THE NEXT GENERATION

Evan Vandermeer

 

For Samuel Del Fiacco

 

I met your father our freshman year of college,

when the whole English department

gathered for general remarks

to kick off the fall semester. I took the open seat

next to him, and after some small talk

cut right to the chase, asking

if he ever played basketball,

my surest litmus test for friendship

at the time. He said that he did,

and I resolved, then, that he would be

my first college friend. Not long after, we made plans

to play at the campus rec center,

and when we did, I had the distinct privilege to witness

what can only be described as an absolute shitshow, your father

about as out of place on the freethrow line

as a jacked-up horse in a jewelry shop.

Confused by his unfamiliarity with the game

and basic lack of athleticism—so evident

in his movements on the court, in his

handling of the ball—I wondered aloud

why he told me he played. He explained

Well, he doesn’t play, but technically he has played.

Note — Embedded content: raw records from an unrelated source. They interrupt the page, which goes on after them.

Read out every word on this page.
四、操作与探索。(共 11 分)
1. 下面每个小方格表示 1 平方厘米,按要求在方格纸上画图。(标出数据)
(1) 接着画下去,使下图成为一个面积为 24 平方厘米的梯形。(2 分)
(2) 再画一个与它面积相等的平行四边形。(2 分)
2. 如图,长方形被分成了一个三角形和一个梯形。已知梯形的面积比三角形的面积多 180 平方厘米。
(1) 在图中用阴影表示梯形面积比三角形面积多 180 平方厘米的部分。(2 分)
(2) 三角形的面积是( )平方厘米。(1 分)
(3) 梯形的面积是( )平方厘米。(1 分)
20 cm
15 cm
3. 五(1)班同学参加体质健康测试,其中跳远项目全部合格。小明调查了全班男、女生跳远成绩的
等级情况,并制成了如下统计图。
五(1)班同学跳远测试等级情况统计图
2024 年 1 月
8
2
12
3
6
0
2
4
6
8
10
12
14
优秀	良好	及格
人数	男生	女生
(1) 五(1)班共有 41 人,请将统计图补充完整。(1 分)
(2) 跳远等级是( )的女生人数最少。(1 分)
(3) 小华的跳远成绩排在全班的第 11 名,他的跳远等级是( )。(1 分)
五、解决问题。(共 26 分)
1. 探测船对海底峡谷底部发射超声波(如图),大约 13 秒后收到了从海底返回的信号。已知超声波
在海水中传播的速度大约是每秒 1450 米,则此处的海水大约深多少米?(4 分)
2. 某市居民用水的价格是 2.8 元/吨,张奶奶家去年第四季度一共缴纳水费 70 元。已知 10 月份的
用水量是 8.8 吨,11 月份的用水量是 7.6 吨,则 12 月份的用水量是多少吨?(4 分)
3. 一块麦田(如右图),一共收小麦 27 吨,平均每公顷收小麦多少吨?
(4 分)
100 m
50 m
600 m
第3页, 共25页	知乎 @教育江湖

In the years since, he has demonstrated

a distressingly profound clumsiness

countless times—breaking more glasses

than I now own, shattering light fixtures at restaurants

when lifting his arms in greeting, and even

spilling all the breast milk on the night

they brought you home, reducing your mother

to tears. Even tonight, at your first-ever Christmas party

with the whole gang, he brought his elbow down

on the back of my chair, yelled out in pain, and dropped some dice

on the hardwood floor, which carried them away

as he toppled a pile of cards with his bear-like hand, a hand

transformed, somehow, when later

it cupped your head on the living room rug

and he showed me, with patience, how to change you.